Pastor Hodde reports for 1902: Souls 290, communicants 142, voting members 38, school children 30. Ten years later, in 1912, he could give the following statistics: Souls 478, communicants 286, voting members 62, school children 66. A fine growth such as we seldom experienced in our missions. From this we see what a blessed work we are doing by ministering faithfully and regularly even to little flocks, especially by taking care of the children in Christian Day schools. The pastors of the Malone congregation taught school diligently, and so the number of the pupils rose steadily from 17 to 30, from 30 to 60. And when the congregation called its first teacher, (E. F. Wilkening 1910-20) the school naturally enjoyed still better growth because of professional care. In 1907 a new, beautiful church was built, in which Synod met in 1916 and 1919. The old church, built 1886, housed the school from 1907-21. In 1922, however, the congregation erected a new school building with three rooms. Teacher Mantey (since 1920) and a lady teacher, at present Miss Esther Gaertner, are the instructors.
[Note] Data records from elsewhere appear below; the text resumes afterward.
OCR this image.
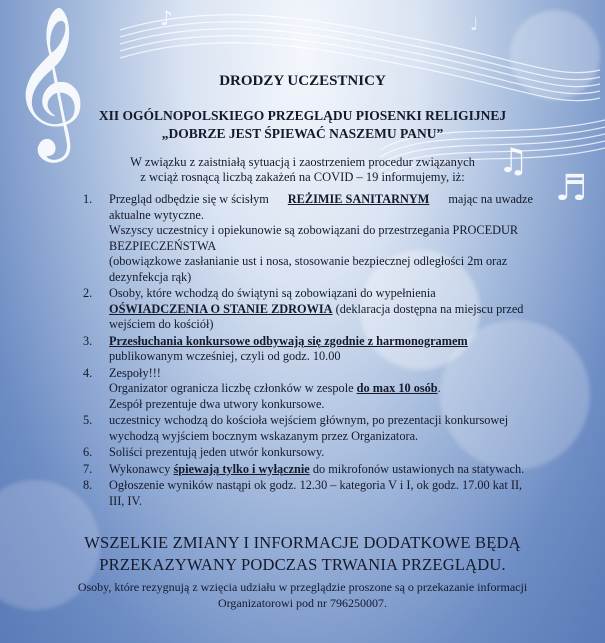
𝄞
♫
♬
♪	♩
DRODZY UCZESTNICY
XII OGÓLNOPOLSKIEGO PRZEGLĄDU PIOSENKI RELIGIJNEJ
„DOBRZE JEST ŚPIEWAĆ NASZEMU PANU”
W związku z zaistniałą sytuacją i zaostrzeniem procedur związanych
z wciąż rosnącą liczbą zakażeń na COVID – 19 informujemy, iż:
1. Przegląd odbędzie się w ścisłym REŻIMIE SANITARNYM mając na uwadze
aktualne wytyczne.
Wszyscy uczestnicy i opiekunowie są zobowiązani do przestrzegania PROCEDUR
BEZPIECZEŃSTWA
(obowiązkowe zasłanianie ust i nosa, stosowanie bezpiecznej odległości 2m oraz
dezynfekcja rąk)
2. Osoby, które wchodzą do świątyni są zobowiązani do wypełnienia
OŚWIADCZENIA O STANIE ZDROWIA (deklaracja dostępna na miejscu przed
wejściem do kościół)
3. Przesłuchania konkursowe odbywają się zgodnie z harmonogramem
publikowanym wcześniej, czyli od godz. 10.00
4. Zespoły!!!
Organizator ogranicza liczbę członków w zespole do max 10 osób.
Zespół prezentuje dwa utwory konkursowe.
5. uczestnicy wchodzą do kościoła wejściem głównym, po prezentacji konkursowej
wychodzą wyjściem bocznym wskazanym przez Organizatora.
6. Soliści prezentują jeden utwór konkursowy.
7. Wykonawcy śpiewają tylko i wyłącznie do mikrofonów ustawionych na statywach.
8. Ogłoszenie wyników nastąpi ok godz. 12.30 – kategoria V i I, ok godz. 17.00 kat II,
III, IV.
WSZELKIE ZMIANY I INFORMACJE DODATKOWE BĘDĄ
PRZEKAZYWANY PODCZAS TRWANIA PRZEGLĄDU.
Osoby, które rezygnują z wzięcia udziału w przeglądzie proszone są o przekazanie informacji
Organizatorowi pod nr 796250007.
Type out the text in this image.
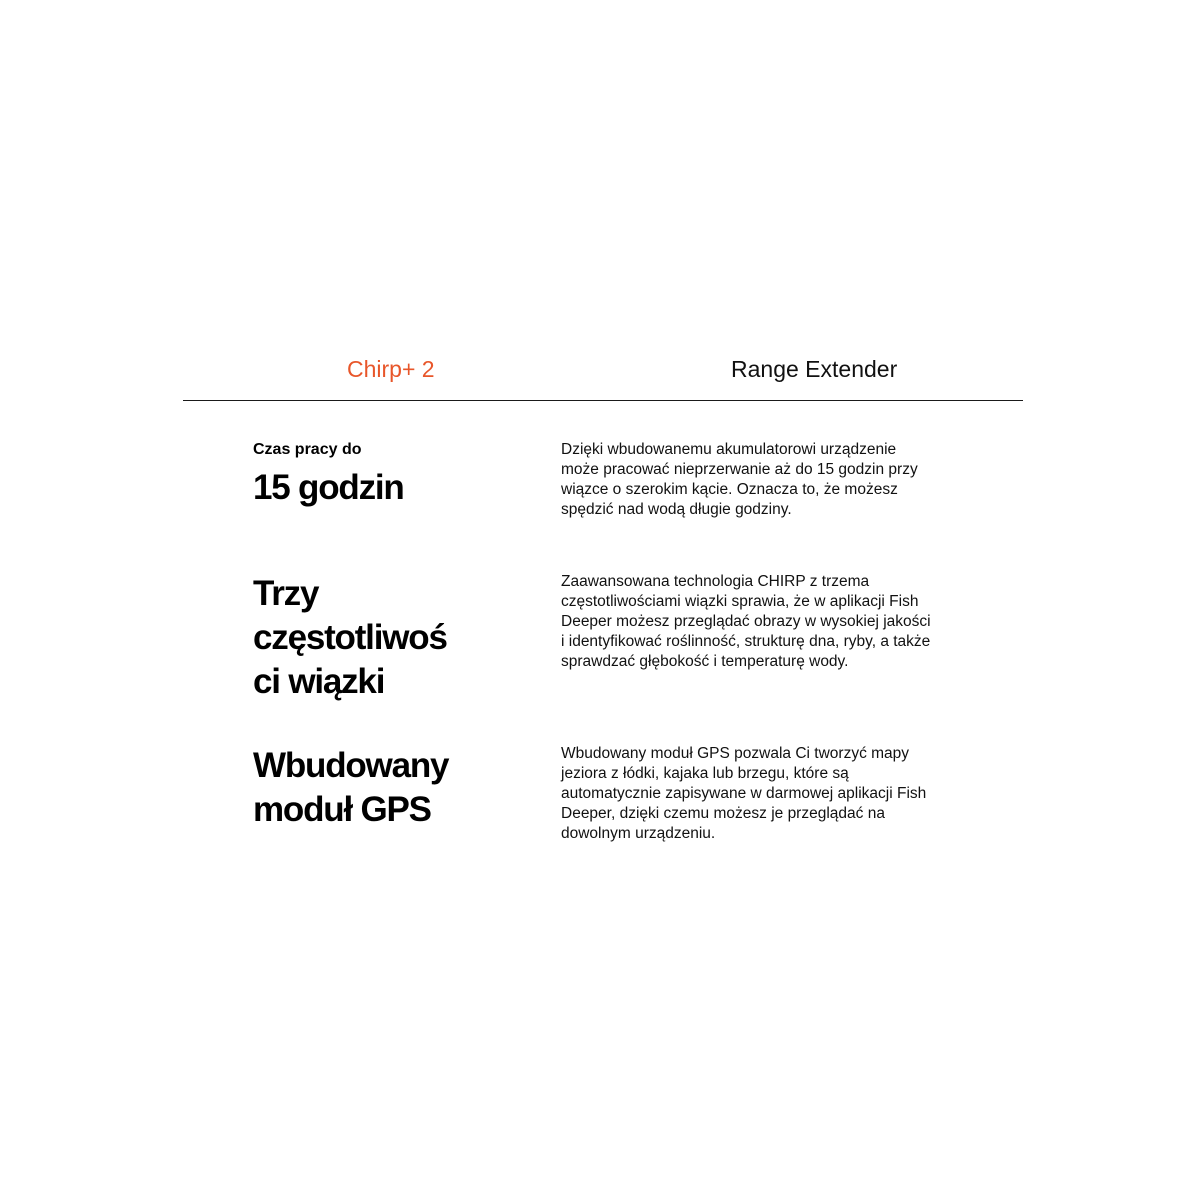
Chirp+ 2	Range Extender

Czas pracy do

15 godzin

Dzięki wbudowanemu akumulatorowi urządzenie
może pracować nieprzerwanie aż do 15 godzin przy
wiązce o szerokim kącie. Oznacza to, że możesz
spędzić nad wodą długie godziny.

Trzy

częstotliwoś

ci wiązki

Zaawansowana technologia CHIRP z trzema
częstotliwościami wiązki sprawia, że w aplikacji Fish
Deeper możesz przeglądać obrazy w wysokiej jakości
i identyfikować roślinność, strukturę dna, ryby, a także
sprawdzać głębokość i temperaturę wody.

Wbudowany

moduł GPS

Wbudowany moduł GPS pozwala Ci tworzyć mapy
jeziora z łódki, kajaka lub brzegu, które są
automatycznie zapisywane w darmowej aplikacji Fish
Deeper, dzięki czemu możesz je przeglądać na
dowolnym urządzeniu.
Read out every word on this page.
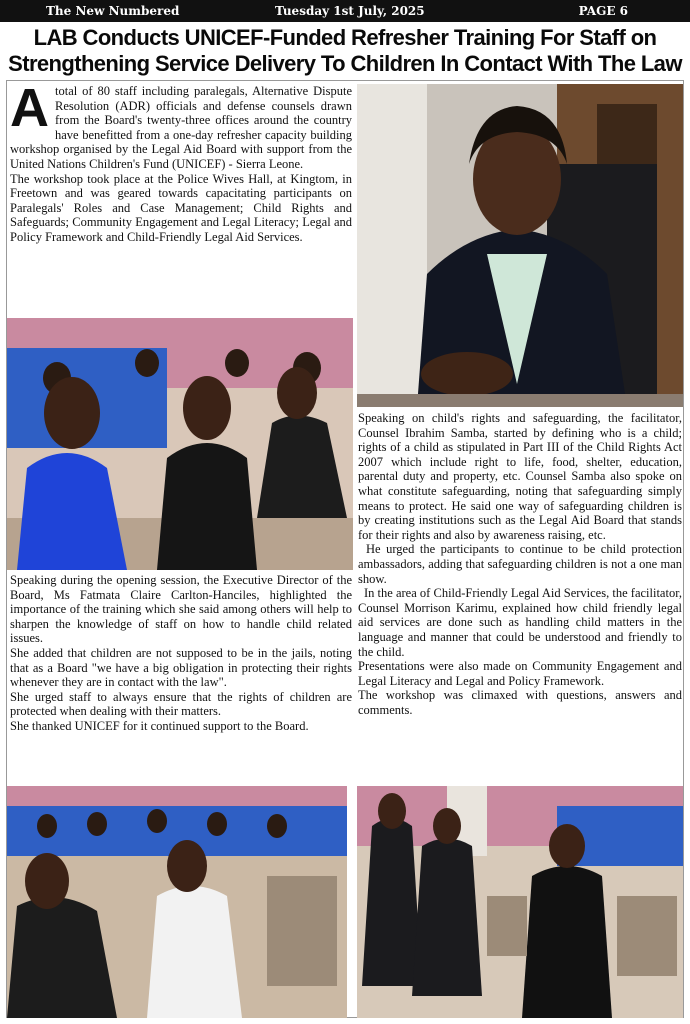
The New Numbered	Tuesday 1st July, 2025	PAGE 6
LAB Conducts UNICEF-Funded Refresher Training For Staff on
Strengthening Service Delivery To Children In Contact With The Law

Atotal of 80 staff including paralegals, Alternative Dispute Resolution (ADR) officials and defense counsels drawn from the Board's twenty-three offices around the country have benefitted from a one-day refresher capacity building workshop organised by the Legal Aid Board with support from the United Nations Children's Fund (UNICEF) - Sierra Leone.

The workshop took place at the Police Wives Hall, at Kingtom, in Freetown and was geared towards capacitating participants on Paralegals' Roles and Case Management; Child Rights and Safeguards; Community Engagement and Legal Literacy; Legal and Policy Framework and Child-Friendly Legal Aid Services.

Speaking on child's rights and safeguarding, the facilitator, Counsel Ibrahim Samba, started by defining who is a child; rights of a child as stipulated in Part III of the Child Rights Act 2007 which include right to life, food, shelter, education, parental duty and property, etc. Counsel Samba also spoke on what constitute safeguarding, noting that safeguarding simply means to protect. He said one way of safeguarding children is by creating institutions such as the Legal Aid Board that stands for their rights and also by awareness raising, etc.

He urged the participants to continue to be child protection ambassadors, adding that safeguarding children is not a one man show.

In the area of Child-Friendly Legal Aid Services, the facilitator, Counsel Morrison Karimu, explained how child friendly legal aid services are done such as handling child matters in the language and manner that could be understood and friendly to the child.

Presentations were also made on Community Engagement and Legal Literacy and Legal and Policy Framework.

The workshop was climaxed with questions, answers and comments.

Speaking during the opening session, the Executive Director of the Board, Ms Fatmata Claire Carlton-Hanciles, highlighted the importance of the training which she said among others will help to sharpen the knowledge of staff on how to handle child related issues.

She added that children are not supposed to be in the jails, noting that as a Board "we have a big obligation in protecting their rights whenever they are in contact with the law".

She urged staff to always ensure that the rights of children are protected when dealing with their matters.

She thanked UNICEF for it continued support to the Board.
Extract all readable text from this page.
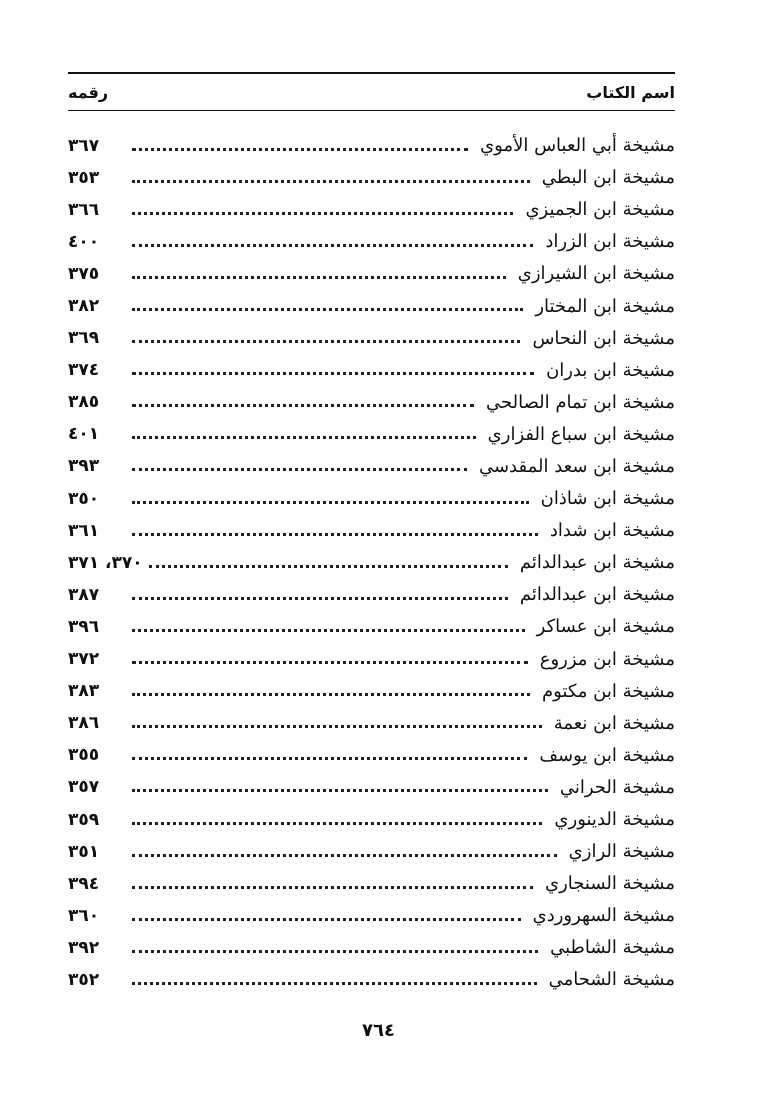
اسم الكتاب
رقمه
مشيخة أبي العباس الأموي
٣٦٧
مشيخة ابن البطي
٣٥٣
مشيخة ابن الجميزي
٣٦٦
مشيخة ابن الزراد
٤٠٠
مشيخة ابن الشيرازي
٣٧٥
مشيخة ابن المختار
٣٨٢
مشيخة ابن النحاس
٣٦٩
مشيخة ابن بدران
٣٧٤
مشيخة ابن تمام الصالحي
٣٨٥
مشيخة ابن سباع الفزاري
٤٠١
مشيخة ابن سعد المقدسي
٣٩٣
مشيخة ابن شاذان
٣٥٠
مشيخة ابن شداد
٣٦١
مشيخة ابن عبدالدائم
٣٧٠، ٣٧١
مشيخة ابن عبدالدائم
٣٨٧
مشيخة ابن عساكر
٣٩٦
مشيخة ابن مزروع
٣٧٢
مشيخة ابن مكتوم
٣٨٣
مشيخة ابن نعمة
٣٨٦
مشيخة ابن يوسف
٣٥٥
مشيخة الحراني
٣٥٧
مشيخة الدينوري
٣٥٩
مشيخة الرازي
٣٥١
مشيخة السنجاري
٣٩٤
مشيخة السهروردي
٣٦٠
مشيخة الشاطبي
٣٩٢
مشيخة الشحامي
٣٥٢
٧٦٤
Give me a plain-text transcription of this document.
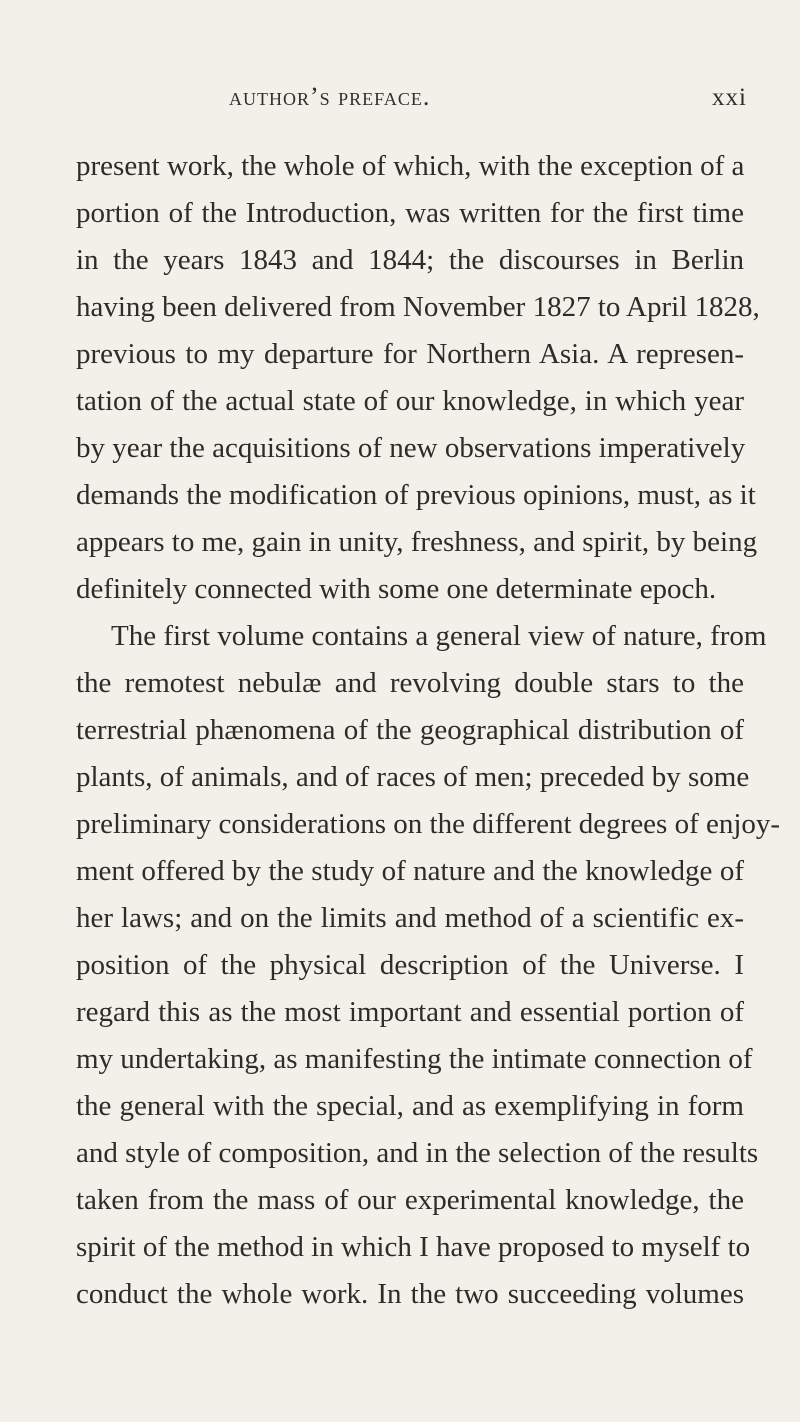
author’s preface.	xxi
present work, the whole of which, with the exception of a
portion of the Introduction, was written for the first time
in the years 1843 and 1844; the discourses in Berlin
having been delivered from November 1827 to April 1828,
previous to my departure for Northern Asia. A represen-
tation of the actual state of our knowledge, in which year
by year the acquisitions of new observations imperatively
demands the modification of previous opinions, must, as it
appears to me, gain in unity, freshness, and spirit, by being
definitely connected with some one determinate epoch.
The first volume contains a general view of nature, from
the remotest nebulæ and revolving double stars to the
terrestrial phænomena of the geographical distribution of
plants, of animals, and of races of men; preceded by some
preliminary considerations on the different degrees of enjoy-
ment offered by the study of nature and the knowledge of
her laws; and on the limits and method of a scientific ex-
position of the physical description of the Universe. I
regard this as the most important and essential portion of
my undertaking, as manifesting the intimate connection of
the general with the special, and as exemplifying in form
and style of composition, and in the selection of the results
taken from the mass of our experimental knowledge, the
spirit of the method in which I have proposed to myself to
conduct the whole work. In the two succeeding volumes
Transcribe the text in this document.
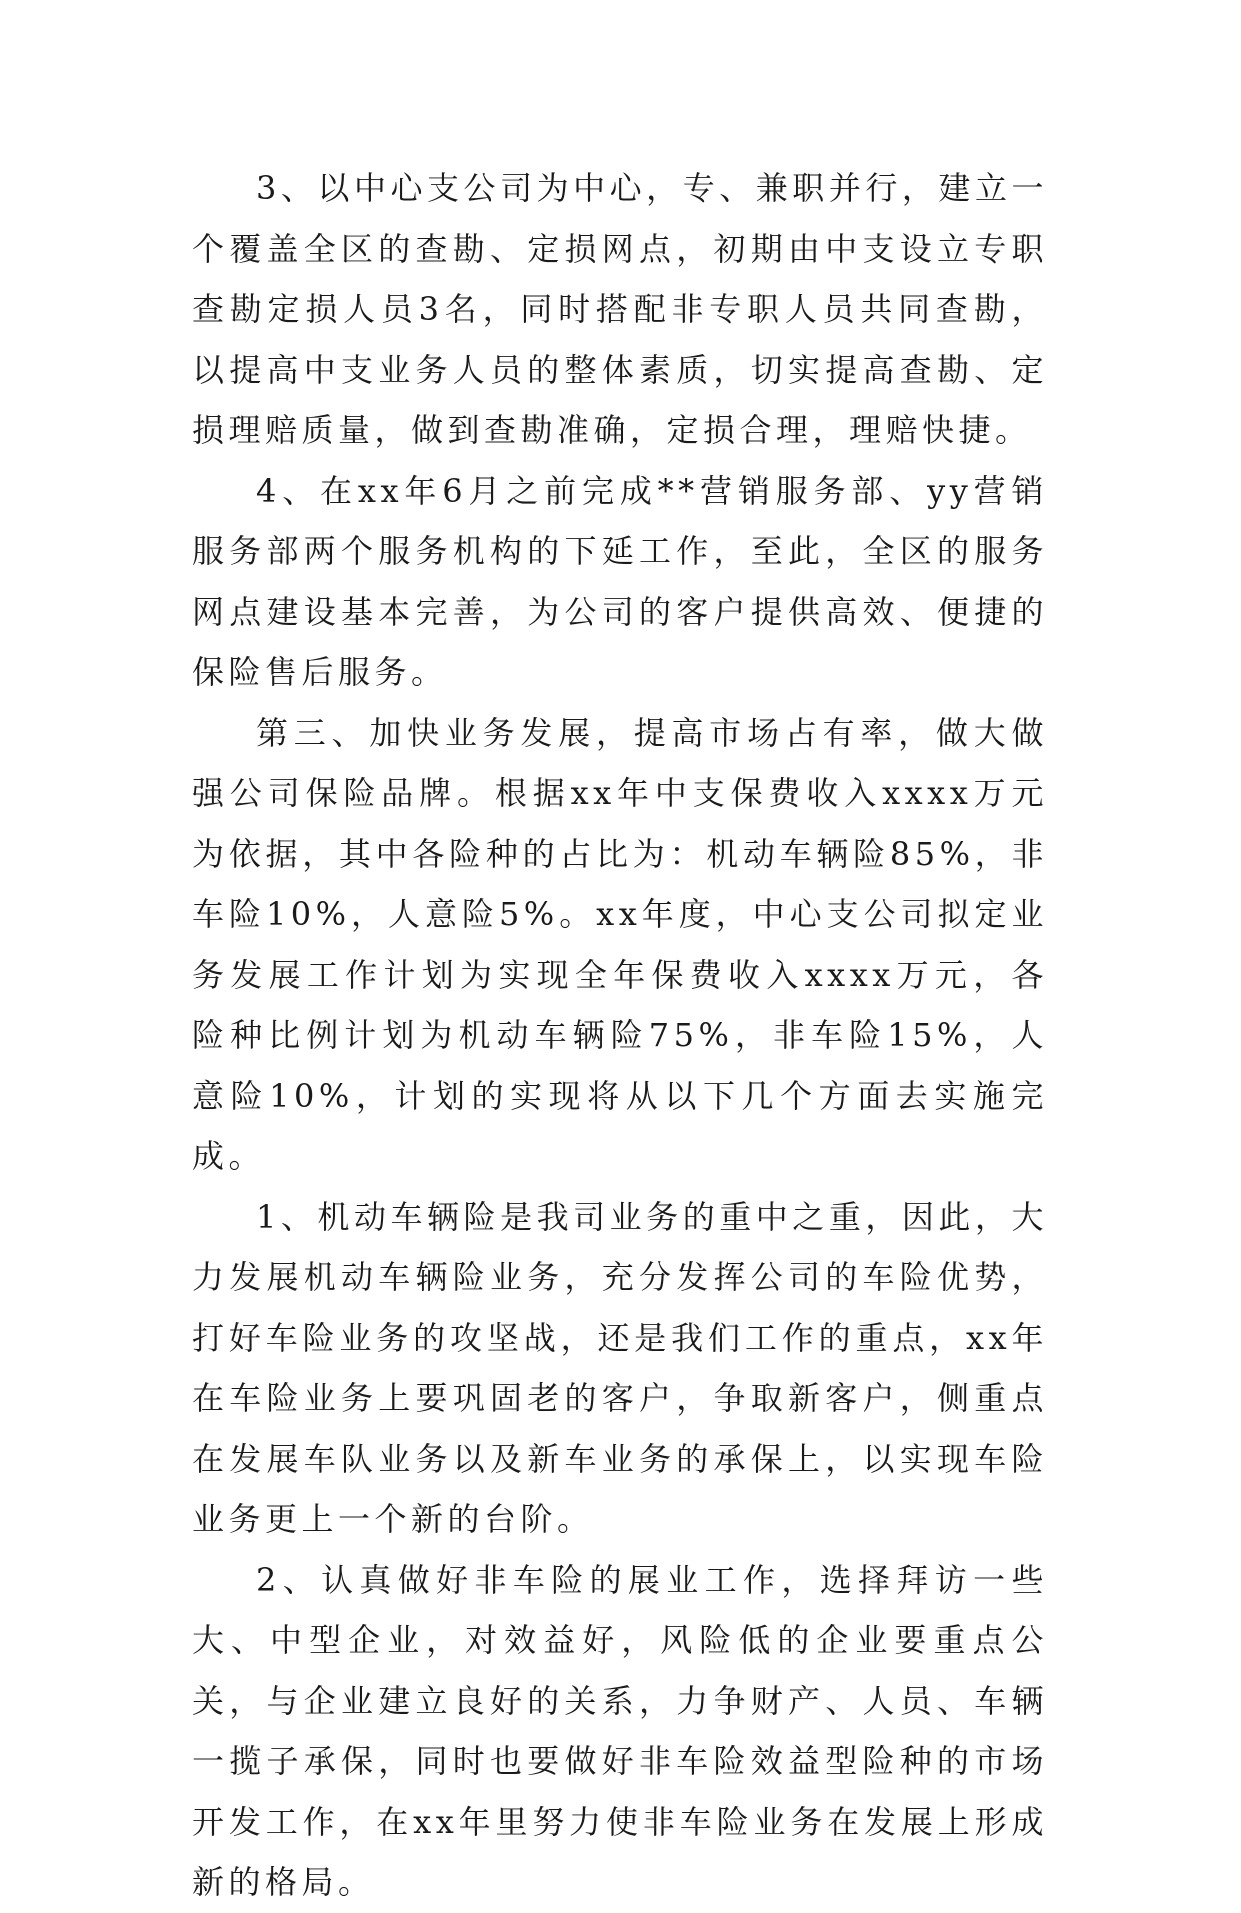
3、以中心支公司为中心，专、兼职并行，建立一个覆盖全区的查勘、定损网点，初期由中支设立专职查勘定损人员3名，同时搭配非专职人员共同查勘，以提高中支业务人员的整体素质，切实提高查勘、定损理赔质量，做到查勘准确，定损合理，理赔快捷。

4、在xx年6月之前完成**营销服务部、yy营销服务部两个服务机构的下延工作，至此，全区的服务网点建设基本完善，为公司的客户提供高效、便捷的保险售后服务。

第三、加快业务发展，提高市场占有率，做大做强公司保险品牌。根据xx年中支保费收入xxxx万元为依据，其中各险种的占比为：机动车辆险85%，非车险10%，人意险5%。xx年度，中心支公司拟定业务发展工作计划为实现全年保费收入xxxx万元，各险种比例计划为机动车辆险75%，非车险15%，人意险10%，计划的实现将从以下几个方面去实施完成。

1、机动车辆险是我司业务的重中之重，因此，大力发展机动车辆险业务，充分发挥公司的车险优势，打好车险业务的攻坚战，还是我们工作的重点，xx年在车险业务上要巩固老的客户，争取新客户，侧重点在发展车队业务以及新车业务的承保上，以实现车险业务更上一个新的台阶。

2、认真做好非车险的展业工作，选择拜访一些大、中型企业，对效益好，风险低的企业要重点公关，与企业建立良好的关系，力争财产、人员、车辆一揽子承保，同时也要做好非车险效益型险种的市场开发工作，在xx年里努力使非车险业务在发展上形成新的格局。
This school is a good illustration of the blessings land benefits a congregation can reap if it carefully cultivates its school. The figures show that the congregation grew not only from the outside through influx of Lutherans, but also from the inside through the confirmation of numerous classes of children who had gladly and regularly attended the parochial school.

Since 1915 when Pastor Hodde accepted a call to the North, Pastor H. C. Gaertner assumed charge. In the Year Book 1927 he gives these figures: Souls 604, communicants 356, voting 107, school 81. Value of church property $16,000. Outside purposes $1112. Home purposes $4850.

G. BIRKMANN. Giddings, Texas, June 9, 1928.